Каждый день он заставлял меня чистить стойла жеребцов в надежде, что в конце концов один из них зашибет меня насмерть. Но я соорудил щит из толстых досок, за которым прятался во время работы, отгораживая один из углов стойла. Тот тип об этом не знал, потому что не выносил лошадей, что было, кстати, еще одной его слабостью. Как оказалось впоследствии, именно это слабое место стало для него смертельным.

Дон Хуан объяснил, что чувство времени – это способность точно вычислить момент, в который все, что до этого сдерживалось, должно быть отпущено. Контроль, дисциплина и выдержка подобны плотине, за которой все накапливается. Чувство времени – шлюз в этой плотине.

Управляющий знал лишь насилие, посредством которого он и терроризировал всех. Когда же он не мог его применить, он становился почти беспомощным. Дон Хуан знал, что управляющий не отважится убить его прямо перед домом, поэтому однажды он публично оскорбил управляющего в присутствии множества людей и на глазах у хозяйки. Дон Хуан назвал его трусом, который до смерти боится жены хозяина.

Это было частью стратегического плана, разработанного бенефактором: выждать и, воспользовавшись подходящим моментом, поменяться с мелким тираном ролями. Неожиданное всегда происходит именно так. Нижайший и покорнейший из рабов внезапно поднимает тирана на смех, издевается над ним, выставляет его идиотом в глазах тех, чье мнение для тирана имеет решающее значение. И затем ускользает, не давая тирану возможности отомстить.

– В следующее мгновение этот тип буквально сошел с ума от бешенства, – продолжал дон Хуан, – однако я уже покорно ползал на коленях перед хозяйкой.

Далее дон Хуан рассказал, что, когда хозяйка ушла в дом, управляющий с приятелями позвали его на задний двор, якобы для того, чтобы дать какую-то работу. Управляющий был очень бледен, он буквально побелел от злости. По его тону дон Хуан сразу же догадался, что тот собирается делать на самом деле. Дон Хуан сделал вид, что идет, но вместо того, чтобы отправиться на задний двор, неожиданно побежал к конюшне. Дон Хуан рассчитывал, что лошади поднимут неимоверный шум, и хозяева выйдут из дома посмотреть в чем дело. Он знал также, что управляющий не дерзнет его застрелить. Это произвело бы слишком много шума, а страх управляющего потерять работу был сильнее всех прочих побуждений. И еще дон Хуан был уверен – этот тип не войдет к лошадям, по крайней мере, пока окончательно не потеряет голову от ярости.

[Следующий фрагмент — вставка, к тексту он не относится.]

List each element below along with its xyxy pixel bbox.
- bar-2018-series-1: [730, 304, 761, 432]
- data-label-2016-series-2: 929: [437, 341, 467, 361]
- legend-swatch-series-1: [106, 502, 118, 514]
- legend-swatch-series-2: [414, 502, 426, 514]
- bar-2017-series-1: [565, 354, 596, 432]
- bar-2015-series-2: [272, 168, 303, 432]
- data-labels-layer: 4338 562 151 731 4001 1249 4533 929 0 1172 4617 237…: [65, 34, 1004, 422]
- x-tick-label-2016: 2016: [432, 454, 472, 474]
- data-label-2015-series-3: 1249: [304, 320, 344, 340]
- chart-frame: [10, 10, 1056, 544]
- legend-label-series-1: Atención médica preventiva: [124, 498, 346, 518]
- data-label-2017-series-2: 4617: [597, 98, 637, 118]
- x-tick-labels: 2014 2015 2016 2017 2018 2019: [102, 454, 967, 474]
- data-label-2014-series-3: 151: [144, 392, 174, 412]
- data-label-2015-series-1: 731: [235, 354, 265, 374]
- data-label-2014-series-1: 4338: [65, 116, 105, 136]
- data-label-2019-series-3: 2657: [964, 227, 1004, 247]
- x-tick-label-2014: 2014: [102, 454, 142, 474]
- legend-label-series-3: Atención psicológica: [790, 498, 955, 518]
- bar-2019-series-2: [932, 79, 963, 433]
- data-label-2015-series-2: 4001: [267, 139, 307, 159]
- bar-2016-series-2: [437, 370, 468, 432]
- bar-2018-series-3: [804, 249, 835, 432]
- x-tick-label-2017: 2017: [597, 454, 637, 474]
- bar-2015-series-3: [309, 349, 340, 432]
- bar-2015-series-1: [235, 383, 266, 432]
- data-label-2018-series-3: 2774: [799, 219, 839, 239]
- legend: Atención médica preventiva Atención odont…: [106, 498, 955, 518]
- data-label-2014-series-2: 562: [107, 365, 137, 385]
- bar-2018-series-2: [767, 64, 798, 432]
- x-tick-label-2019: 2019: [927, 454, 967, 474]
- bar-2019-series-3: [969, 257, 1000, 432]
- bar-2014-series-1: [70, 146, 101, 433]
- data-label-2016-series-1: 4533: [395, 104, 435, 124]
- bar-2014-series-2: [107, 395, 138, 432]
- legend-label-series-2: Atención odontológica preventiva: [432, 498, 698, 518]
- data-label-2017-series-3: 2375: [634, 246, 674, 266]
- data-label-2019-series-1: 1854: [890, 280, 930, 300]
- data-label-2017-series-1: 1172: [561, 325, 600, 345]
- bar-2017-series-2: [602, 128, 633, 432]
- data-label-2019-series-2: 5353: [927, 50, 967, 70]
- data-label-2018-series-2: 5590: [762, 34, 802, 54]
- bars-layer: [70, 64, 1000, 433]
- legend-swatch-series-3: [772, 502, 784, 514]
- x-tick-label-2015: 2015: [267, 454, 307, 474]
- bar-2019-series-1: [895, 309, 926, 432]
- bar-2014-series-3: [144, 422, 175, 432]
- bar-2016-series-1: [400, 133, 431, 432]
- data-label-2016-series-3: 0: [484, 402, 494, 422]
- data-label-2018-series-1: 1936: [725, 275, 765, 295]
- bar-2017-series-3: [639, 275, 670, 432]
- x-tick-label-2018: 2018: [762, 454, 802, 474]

– Я заскочил в стойло к самому дикому из жеребцов, – продолжал свой рассказ дон Хуан, – а мелкий тиран, совершенно ослепленный бешенством, выхватил нож и прыгнул вслед за мной. Я мгновенно спрятался за своими досками. Жеребцу достаточно было лишь раз его лягнуть, чтобы навсегда положить конец этой истории.

– Шесть месяцев я провел в том доме, и в течение всего этого времени я непрерывно отрабатывал четыре атрибута образа жизни воина. И благодаря им добился успеха. Я ни разу не пожалел себя и ни разу не раскис от бессилия. Я был радостен и спокоен. Мои контроль и дисциплина были совершенны как никогда прежде, и я на непосредственном опыте постиг, что безупречный воин может извлечь из выдержки и чувства времени. И я ни разу не пожелал смерти этого человека.

– Бенефактор объяснил мне кое-что весьма интересное. Выдержка означает сдерживание с помощью духа того, в неизбежном приходе чего воин полностью отдает себе отчет. Но это не значит, что воин ходит вокруг да около, строя козни с целью кому-то навредить или свести с кем-нибудь счеты. Выдержка есть нечто независимое. В случае, когда воин обладает в полной мере контролем, дисциплиной и чувством времени, выдержка гарантирует – то, что грядет, неизбежно найдет того, кто этого заслуживает.

– А случается ли так, что в схватке побеждает мелкий тиран? – спросил я.

– Разумеется. Было время – в начале испанского завоевания – когда воинов выбивали как мух. Ряды их тогда сильно сократились. Ведь мелкие тираны в те времена могли убить кого угодно просто от нечего делать, по прихоти. Под действием такого прессинга видящие достигали грандиозных состояний. Чтобы найти новые пути, выжившим тогда видящим приходилось в предельном напряжении то и дело превосходить самих себя.

– Новые видящие использовали мелких тиранов, – продолжал дон Хуан, пристально глядя на меня, – не только для того, чтобы избавиться от чувства собственной важности, но также и для того, чтобы осуществить сложнейший маневр по устранению себя из этого мира. В чем он заключается, ты постепенно поймешь по мере того, как мы будем изучать искусство осознания.

Я объяснил дону Хуану, что меня интересовало, может ли в наше время мелкий тиран из разряда тех, кого он назвал «крошечными тиранишками», одержать победу над воином.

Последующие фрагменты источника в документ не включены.